Anies juga menjelaskan angka kematian di Jakarta yang kini sebanyak 300 kasus per hari. Padahal pada gelombang pertama penularan corona, angka kematian tertinggi sebanyak 140 kasus, namun terus melonjak.

“Pada gelombang pertama kalau pun kita harus memakamkan tinggi-tingginya itu 140 per hari. Sekarang sudah lebih dari 300. Minggu yang lalu untuk pertama kalinya sampai angka di atas 150. Lalu di atas 200, lalu di atas 250, dan kemarin di atas 300,” urainya.

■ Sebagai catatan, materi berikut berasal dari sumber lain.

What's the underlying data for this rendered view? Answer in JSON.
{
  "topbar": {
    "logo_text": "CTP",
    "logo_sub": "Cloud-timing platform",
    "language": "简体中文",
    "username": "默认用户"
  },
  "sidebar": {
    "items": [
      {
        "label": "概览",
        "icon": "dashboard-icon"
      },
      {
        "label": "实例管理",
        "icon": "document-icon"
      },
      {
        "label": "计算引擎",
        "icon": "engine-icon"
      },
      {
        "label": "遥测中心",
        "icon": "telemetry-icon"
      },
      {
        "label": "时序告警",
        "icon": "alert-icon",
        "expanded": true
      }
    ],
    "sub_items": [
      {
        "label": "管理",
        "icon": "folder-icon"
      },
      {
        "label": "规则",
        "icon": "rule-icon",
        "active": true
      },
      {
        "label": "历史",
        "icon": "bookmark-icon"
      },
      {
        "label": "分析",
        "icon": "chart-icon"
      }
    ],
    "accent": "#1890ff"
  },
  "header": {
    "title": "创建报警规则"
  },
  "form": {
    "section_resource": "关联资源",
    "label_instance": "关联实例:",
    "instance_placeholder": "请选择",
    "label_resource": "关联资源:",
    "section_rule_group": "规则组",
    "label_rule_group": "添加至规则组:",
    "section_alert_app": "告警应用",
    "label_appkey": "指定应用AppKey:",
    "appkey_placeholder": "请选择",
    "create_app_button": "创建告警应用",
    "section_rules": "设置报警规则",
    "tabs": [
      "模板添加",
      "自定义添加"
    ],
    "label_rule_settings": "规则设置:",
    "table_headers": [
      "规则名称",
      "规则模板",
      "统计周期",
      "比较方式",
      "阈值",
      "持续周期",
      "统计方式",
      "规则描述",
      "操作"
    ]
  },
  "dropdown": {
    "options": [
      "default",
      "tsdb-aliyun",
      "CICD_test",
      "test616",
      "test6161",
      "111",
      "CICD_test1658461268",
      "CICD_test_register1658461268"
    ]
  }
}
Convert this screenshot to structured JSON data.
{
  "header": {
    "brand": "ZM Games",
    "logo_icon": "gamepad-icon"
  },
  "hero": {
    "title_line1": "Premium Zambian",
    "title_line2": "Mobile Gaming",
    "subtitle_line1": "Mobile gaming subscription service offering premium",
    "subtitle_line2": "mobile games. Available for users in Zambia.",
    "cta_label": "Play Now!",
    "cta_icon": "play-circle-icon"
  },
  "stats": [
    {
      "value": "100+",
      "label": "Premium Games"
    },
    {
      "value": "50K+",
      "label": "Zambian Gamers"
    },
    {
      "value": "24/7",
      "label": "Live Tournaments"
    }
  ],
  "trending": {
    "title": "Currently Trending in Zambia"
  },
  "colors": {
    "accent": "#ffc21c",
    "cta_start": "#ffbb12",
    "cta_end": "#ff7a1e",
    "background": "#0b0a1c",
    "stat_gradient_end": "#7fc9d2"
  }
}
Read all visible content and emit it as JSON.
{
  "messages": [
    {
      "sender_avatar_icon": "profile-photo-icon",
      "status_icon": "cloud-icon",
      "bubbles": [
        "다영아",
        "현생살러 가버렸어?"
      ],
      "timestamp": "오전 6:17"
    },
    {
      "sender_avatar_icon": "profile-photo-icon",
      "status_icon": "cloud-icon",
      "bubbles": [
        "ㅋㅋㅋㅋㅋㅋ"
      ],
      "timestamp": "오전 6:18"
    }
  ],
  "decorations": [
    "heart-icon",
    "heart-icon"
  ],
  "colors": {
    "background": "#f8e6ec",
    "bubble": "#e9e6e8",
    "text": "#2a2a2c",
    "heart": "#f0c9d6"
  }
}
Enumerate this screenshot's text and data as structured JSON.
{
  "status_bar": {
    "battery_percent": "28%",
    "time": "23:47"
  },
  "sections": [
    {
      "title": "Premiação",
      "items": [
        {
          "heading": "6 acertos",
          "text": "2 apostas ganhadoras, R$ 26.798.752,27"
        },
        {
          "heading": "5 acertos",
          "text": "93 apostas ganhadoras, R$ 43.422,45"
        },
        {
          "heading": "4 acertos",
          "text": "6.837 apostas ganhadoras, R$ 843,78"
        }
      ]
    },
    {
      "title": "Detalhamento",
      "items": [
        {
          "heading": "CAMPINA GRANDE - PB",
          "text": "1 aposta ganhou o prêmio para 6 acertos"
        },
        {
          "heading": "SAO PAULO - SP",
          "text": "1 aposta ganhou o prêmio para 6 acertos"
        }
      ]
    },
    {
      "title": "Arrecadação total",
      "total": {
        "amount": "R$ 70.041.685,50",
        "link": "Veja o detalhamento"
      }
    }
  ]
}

Ini bukan angka statistik. Ini adalah saudara kita, ayah, ibu, anak, kakak, adik, dari warga Jakarta. Jangan pernah kita menganggap ini adalah angka statistik. –Gubernur DKI Jakarta Anies Baswedan.Orang-orang beristirahat di tempat tidur di sepanjang koridor ruang gawat darurat pasien corona di sebuah rumah sakit pemerintah di Jakarta, Selasa (30/6). Foto: Willy Kurniawan/REUTERS

Anies lalu membeberkan tingkat keterisian RS (BOR) yang sudah mencapai 10.220 dari total kapasitas 11.134 bed. Ada penambahan kapasitas yang cukup tinggi dari yang sebelumnya 6.500 bed pada awal Juni, karena semakin banyak pasien corona yang bergejala.

“Kami meningkatkan kemampuan rumah sakit. Lihat ini kenaikannya. Ini adalah jumlah tempat tidur yang diubah dari 6.500 tempat tidur, saat ini menjadi 11.134 tempat tidur. Dan yang terpakai 10.220,” rincinya.

Comments are closed.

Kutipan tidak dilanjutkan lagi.